Privada de intimidad humana, hasta la más sana de las
vocaciones se crispa y, a menudo, se distorsiona.[8]
En mi opinión, el trágico escándalo del abuso de menores por parte de
sacerdotes y obispos ha puesto de relieve esta realidad. Las amistades profundas
y comprometidas no carecen de peligros para los sacerdotes célibes; pero el
mayor peligro es, con mucho, que éstos lleguen a pensar que no son como el
resto de los mortales.
Ya en un libro anterior abordé la cuestión del amor célibe.
Creo que lo allí escrito afecta a toda relación célibe, ya sea heterosexual, ya
sea gay: ‘Una de las historias que
todavía no se han contado sobre el sacerdocio de principios del siglo XXI es la
gran cantidad de amistades vivificantes, gozosas y llenas de cariño entre sacerdotes
célibes y sus amigos o amigas con compromisos de otro tipo. Muchos sacerdotes,
tanto heterosexuales como gays,
mantienen relaciones célibes de gran profundidad que pueden ser calificadas
como auténticos acontecimientos de gracia. De vez en cuando se cometen errores,
y algunos de ellos tienen graves consecuencias. Y, de vez en cuando, la lucha
por mantener célibe una amistad puede exigir un esfuerzo casi titánico. Sólo la
prudencia, la honestidad y, sobre todo, la gracia de Dios pueden hacer de los
amigos célibes “amigos del alma”… Los sacerdotes que reciben el don de unas
verdaderas relaciones célibes suelen experimentar una transformación espiritual
y descubrir una compasión y una fortaleza hasta entonces desconocidas.
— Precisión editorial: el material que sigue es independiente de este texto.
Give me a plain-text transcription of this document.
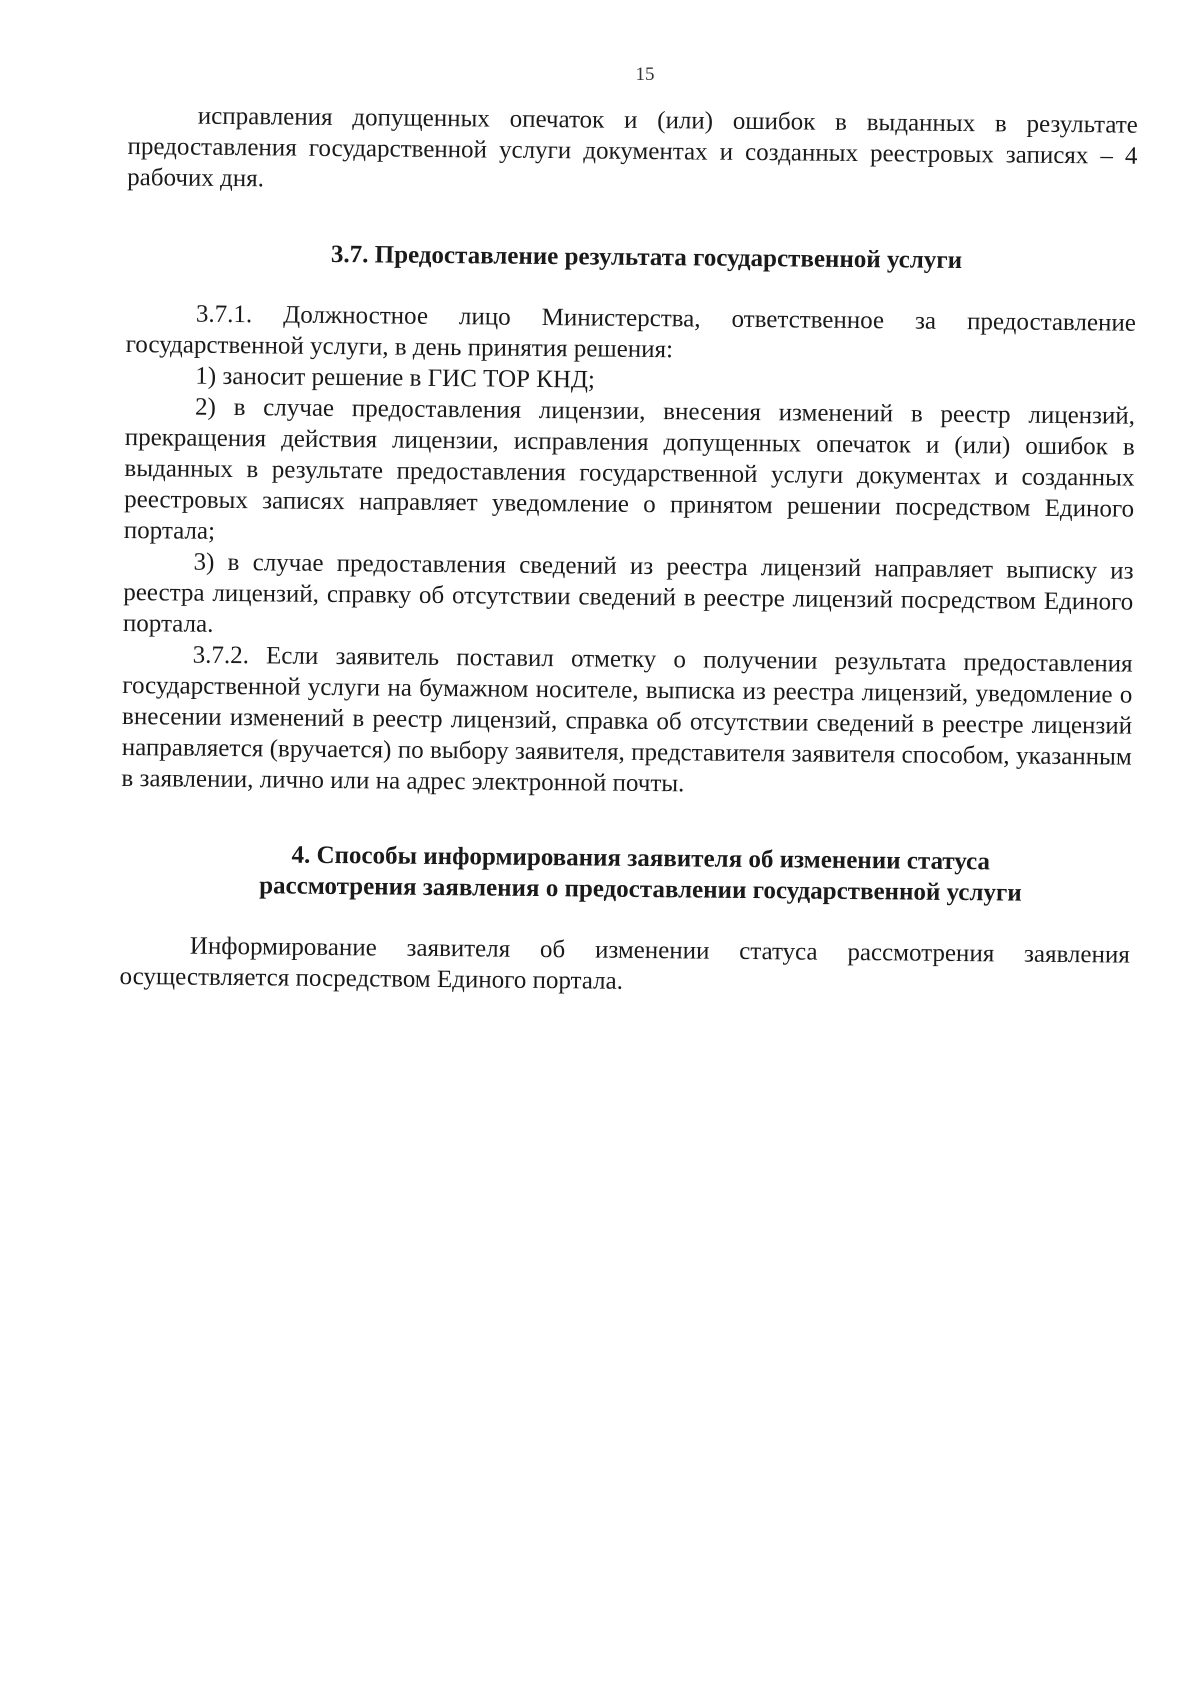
15

исправления допущенных опечаток и (или) ошибок в выданных в результате предоставления государственной услуги документах и созданных реестровых записях – 4 рабочих дня.

3.7. Предоставление результата государственной услуги

3.7.1. Должностное лицо Министерства, ответственное за предоставление государственной услуги, в день принятия решения:

1) заносит решение в ГИС ТОР КНД;

2) в случае предоставления лицензии, внесения изменений в реестр лицензий, прекращения действия лицензии, исправления допущенных опечаток и (или) ошибок в выданных в результате предоставления государственной услуги документах и созданных реестровых записях направляет уведомление о принятом решении посредством Единого портала;

3) в случае предоставления сведений из реестра лицензий направляет выписку из реестра лицензий, справку об отсутствии сведений в реестре лицензий посредством Единого портала.

3.7.2. Если заявитель поставил отметку о получении результата предоставления государственной услуги на бумажном носителе, выписка из реестра лицензий, уведомление о внесении изменений в реестр лицензий, справка об отсутствии сведений в реестре лицензий направляется (вручается) по выбору заявителя, представителя заявителя способом, указанным в заявлении, лично или на адрес электронной почты.

4. Способы информирования заявителя об изменении статуса
рассмотрения заявления о предоставлении государственной услуги

Информирование заявителя об изменении статуса рассмотрения заявления осуществляется посредством Единого портала.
A pesar
de la confusión y la ambigüedad que antes y después afloran, a pesar del
sufrimiento que inevitablemente arroja su sombra sobre todo amor y toda amistad
humanos, los curas bendecidos con la afectuosa intimidad célibe dan gracias a
que esa experiencia les ha ayudado a crecer como hombres de Dios y como hombres
de Iglesia’.[9]
Tomado de: Donald B. Cozzens, Liberar el celibato, trad. José Manuel Lozano Gotor, Santander, Sal
Terrae, 2006. pp. 79-90.
[1] Cfr. Donald B. Cozzens, The Changing Face of the Priesthood, Collegeville,
Liturgical Press, 2000, cap. 7, ‘Considering
Orientation’, pp. 97-110 (trad. cast.: La
faz cambiante del sacerdocio: sobre la crisis anímica del sacerdote,
Santander, Sal Terrae, 2003).
[2] Cfr. Richard P. McBrien, ‘Homosexuality and the Priesthood: Questions
We Can’t Keep in the Closet’, en: Commonweal
(19/06/1987): pp. 380-383; Andrew M. Greeley, ‘Bishops Paralyzed over Heavily Gay Priesthood’, en: National Catholic Reporter (10/11/1989):
pp. 13-14.
[3] Cfr. Donald B. Cozzens, Ibid.; & Id., Sacred Silence: Denial
and the Crisis in the Church, Collegeville, Liturgical Press, 2002.
[4] Congregación
para la Educación Católica, Instrucción
sobre los criterios de discernimiento vocacional en relación con las personas
de tendencias homosexuales antes de su admisión al seminario y a las Órdenes
sagradas, 4/11/2005. La carta de los obispos que acompaña a la instrucción
exhorta a éstos a no nombrar como rectores o educadores de seminario a varones
con tendencias homosexuales.
[5] Cfr. America
(30/09/2002): pp. 8-9.
[6] Ellis Hanson, Decadence and Catholicism, Cambridge, Harvard University Press,
1997. p. 7.
[7] Ibid. p. 297.
[8] Cfr. Donald B. Cozzens, The Changing Face of the Priesthood, Op. cit. cap. 3, ‘Loving as a celibate’, pp. 25-43.